Doch nun stünden neue Herausforderungen auf der Agenda, denn Arbeit dürfe nicht krank machen – Alberter nannte Schlagworte wie Fachkräftemangel, Home-Office, Vier-Tage-Woche, Work-Life-Balance. Dazu holte er Statements der Expertinnen ein und bezog auch das Publikum mit ein, das gern von der Möglichkeit Gebrauch machte, Fragen zu stellen und eigene Erfahrungen zu schildern.

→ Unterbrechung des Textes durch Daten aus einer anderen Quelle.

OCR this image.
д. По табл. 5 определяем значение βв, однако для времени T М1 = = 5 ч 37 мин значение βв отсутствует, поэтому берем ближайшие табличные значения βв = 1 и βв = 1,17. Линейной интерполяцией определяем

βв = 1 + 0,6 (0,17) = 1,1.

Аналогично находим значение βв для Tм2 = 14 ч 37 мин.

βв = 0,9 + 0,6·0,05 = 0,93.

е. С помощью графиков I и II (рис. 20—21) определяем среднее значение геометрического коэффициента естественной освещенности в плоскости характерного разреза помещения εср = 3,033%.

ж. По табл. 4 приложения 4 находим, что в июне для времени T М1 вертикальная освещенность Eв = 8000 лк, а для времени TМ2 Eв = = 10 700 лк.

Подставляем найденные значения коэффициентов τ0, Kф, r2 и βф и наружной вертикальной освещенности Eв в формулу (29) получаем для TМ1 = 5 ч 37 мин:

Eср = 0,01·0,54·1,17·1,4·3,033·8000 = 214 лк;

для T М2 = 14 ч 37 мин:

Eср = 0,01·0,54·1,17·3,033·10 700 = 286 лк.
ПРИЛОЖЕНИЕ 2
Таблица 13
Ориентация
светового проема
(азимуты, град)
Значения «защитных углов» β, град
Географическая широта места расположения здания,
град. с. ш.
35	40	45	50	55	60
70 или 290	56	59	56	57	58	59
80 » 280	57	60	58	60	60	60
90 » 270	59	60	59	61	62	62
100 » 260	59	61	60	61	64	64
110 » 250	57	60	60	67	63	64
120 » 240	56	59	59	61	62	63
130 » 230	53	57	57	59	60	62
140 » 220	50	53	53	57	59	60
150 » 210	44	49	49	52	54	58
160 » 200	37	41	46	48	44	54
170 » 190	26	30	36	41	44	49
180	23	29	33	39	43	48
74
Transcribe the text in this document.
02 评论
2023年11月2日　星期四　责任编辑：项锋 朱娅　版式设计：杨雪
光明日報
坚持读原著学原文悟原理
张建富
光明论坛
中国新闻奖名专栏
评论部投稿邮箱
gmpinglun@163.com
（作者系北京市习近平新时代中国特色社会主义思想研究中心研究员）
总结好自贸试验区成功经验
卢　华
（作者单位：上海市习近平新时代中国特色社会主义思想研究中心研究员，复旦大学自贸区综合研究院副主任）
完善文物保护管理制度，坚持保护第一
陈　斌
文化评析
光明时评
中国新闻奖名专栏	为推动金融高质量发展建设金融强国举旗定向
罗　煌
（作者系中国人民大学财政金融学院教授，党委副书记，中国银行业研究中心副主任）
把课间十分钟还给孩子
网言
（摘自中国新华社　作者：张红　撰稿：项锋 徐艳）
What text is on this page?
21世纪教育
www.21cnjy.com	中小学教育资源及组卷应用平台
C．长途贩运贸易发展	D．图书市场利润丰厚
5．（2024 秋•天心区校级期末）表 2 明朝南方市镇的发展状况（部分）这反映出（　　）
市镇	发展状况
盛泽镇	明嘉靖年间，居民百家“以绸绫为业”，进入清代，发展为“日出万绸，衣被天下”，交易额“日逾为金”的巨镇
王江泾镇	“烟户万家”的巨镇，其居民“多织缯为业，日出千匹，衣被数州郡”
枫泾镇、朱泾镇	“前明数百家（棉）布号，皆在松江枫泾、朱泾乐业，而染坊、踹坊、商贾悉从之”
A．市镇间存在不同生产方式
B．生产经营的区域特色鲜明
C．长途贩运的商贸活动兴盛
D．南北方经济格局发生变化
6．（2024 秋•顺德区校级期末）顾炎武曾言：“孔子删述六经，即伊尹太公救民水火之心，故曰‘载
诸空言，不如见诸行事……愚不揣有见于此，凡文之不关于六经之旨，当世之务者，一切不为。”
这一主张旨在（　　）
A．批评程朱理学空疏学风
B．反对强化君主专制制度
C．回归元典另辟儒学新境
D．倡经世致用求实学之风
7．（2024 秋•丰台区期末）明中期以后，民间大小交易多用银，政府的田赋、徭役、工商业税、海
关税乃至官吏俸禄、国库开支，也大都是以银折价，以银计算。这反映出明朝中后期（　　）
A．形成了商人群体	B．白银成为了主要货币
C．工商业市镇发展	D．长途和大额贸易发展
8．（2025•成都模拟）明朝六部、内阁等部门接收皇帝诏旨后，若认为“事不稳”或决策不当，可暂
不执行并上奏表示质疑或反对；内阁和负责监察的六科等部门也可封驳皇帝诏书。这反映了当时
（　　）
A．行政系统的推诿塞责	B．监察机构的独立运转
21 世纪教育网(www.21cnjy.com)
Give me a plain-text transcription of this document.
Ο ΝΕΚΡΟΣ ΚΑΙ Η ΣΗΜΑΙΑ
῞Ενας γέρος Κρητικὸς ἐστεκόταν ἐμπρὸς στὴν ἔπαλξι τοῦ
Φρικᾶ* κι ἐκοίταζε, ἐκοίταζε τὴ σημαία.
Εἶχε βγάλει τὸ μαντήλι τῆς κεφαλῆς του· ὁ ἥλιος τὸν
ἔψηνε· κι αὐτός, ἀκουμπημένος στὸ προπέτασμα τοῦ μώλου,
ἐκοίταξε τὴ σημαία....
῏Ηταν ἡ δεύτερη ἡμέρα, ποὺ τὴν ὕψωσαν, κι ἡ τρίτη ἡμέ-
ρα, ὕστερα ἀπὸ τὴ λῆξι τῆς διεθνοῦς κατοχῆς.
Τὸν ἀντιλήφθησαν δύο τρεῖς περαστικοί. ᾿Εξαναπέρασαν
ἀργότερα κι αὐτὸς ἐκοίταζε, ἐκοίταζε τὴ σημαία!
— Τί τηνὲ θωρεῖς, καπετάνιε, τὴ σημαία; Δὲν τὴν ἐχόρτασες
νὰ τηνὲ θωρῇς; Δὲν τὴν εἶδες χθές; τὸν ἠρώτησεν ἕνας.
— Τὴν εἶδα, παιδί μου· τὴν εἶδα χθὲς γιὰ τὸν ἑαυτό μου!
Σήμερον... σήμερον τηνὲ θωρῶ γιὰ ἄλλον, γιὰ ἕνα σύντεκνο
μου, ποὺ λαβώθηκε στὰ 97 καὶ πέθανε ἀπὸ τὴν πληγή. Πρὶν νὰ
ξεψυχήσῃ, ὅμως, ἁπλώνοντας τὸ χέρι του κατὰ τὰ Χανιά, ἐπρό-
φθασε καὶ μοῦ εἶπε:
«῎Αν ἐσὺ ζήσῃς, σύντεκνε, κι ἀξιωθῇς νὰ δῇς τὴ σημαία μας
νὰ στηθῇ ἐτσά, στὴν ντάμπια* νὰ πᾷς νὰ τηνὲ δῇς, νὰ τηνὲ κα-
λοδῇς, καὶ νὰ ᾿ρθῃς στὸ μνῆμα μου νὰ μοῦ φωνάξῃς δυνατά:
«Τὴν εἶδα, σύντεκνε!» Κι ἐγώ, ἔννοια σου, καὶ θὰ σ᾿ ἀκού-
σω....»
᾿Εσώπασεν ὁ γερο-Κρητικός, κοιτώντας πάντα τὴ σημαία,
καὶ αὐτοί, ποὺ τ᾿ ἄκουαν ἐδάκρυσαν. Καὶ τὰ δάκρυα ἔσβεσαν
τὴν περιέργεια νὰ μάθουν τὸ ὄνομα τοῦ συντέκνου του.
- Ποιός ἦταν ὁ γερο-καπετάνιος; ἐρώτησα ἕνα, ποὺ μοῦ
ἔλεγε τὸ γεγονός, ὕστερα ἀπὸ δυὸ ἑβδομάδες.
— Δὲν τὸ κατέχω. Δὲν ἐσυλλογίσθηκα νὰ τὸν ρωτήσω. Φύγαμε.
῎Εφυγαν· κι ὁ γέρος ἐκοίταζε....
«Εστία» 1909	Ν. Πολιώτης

„Wie dynamisch ist unsere Arbeitswelt, was kommt auf uns zu?“ – Dazu Rebecca Böhms Prognose: Im Jahr 2030 werde es drei Millionen weniger Arbeitende geben. Es komme immer stärker darauf an, die Individuen zu verstehen, die Bedürfnisse der Arbeitenden stärker zu sehen („Was brauchst Du dazu, damit sich Arbeit gut anfühlt?“). Nach Meinung von Michelle Harrer wird sich der Trend zum Home-Office verstärken; doch müsste stärker darauf geachtet werden, dass die Tariftreue eingehalten wird. Karola Frank schilderte die aktuelle Situation bei Audi, wo „Mobiles Arbeiten“ schon seit 2015 Thema sei. Vor Corona sei es oft „nach der Nase der Führungskraft gegangen“, wem mobiles oder hybrides Arbeiten zugestanden werde. Heute werde es immer wichtiger, dass diese Betroffenen selbst entscheiden können, ob sie von zuhause aus arbeiten wollen oder vor Ort, Ergonomie sei dabei wichtig, Audi stelle etwa „Ausstattungspakete“ bereit. Im klassischen Produktionsbereich bleibe Home-Office freilich weniger möglich als im Büro. Unisono beklagte man, dass es in Deutschland noch stark an digitaler Infrastruktur für das Home-Office mangle – „da müssen wir den Turbo einschalten!“ Denn, so Michelle Harrer: „In Finnland gibt es an jeder Bushaltestelle WLAN. In Bayern muss man bangen, dass man genügend Bushaltestellen hat.“

Zum Thema Schichtarbeit schlug Böhm Modelle vor, wonach man am Montag und Freitag eher ins Home-Office könne, von Dienstag bis Donnerstag aber besser präsent sein sollte, um sich auszutauschen, doch sei „Commitment nötig“. Dem widersprach Frank: „Mitarbeitende sollten selbst sehen, wann Präsenz gefordert ist, Anwesenheitskultur ist wichtiger als Ergebniskultur!“ Einig war man sich darin, dass Arbeitszeitgesetze nicht aufgeweicht werden dürften und Höchstarbeitszeiten einzuhalten sind. Das Handy sei „Segen und Fluch zugleich“, da die „Arbeitszeit entgrenzt“ wird, wenn Arbeitende rund um die Uhr erreichbar sind.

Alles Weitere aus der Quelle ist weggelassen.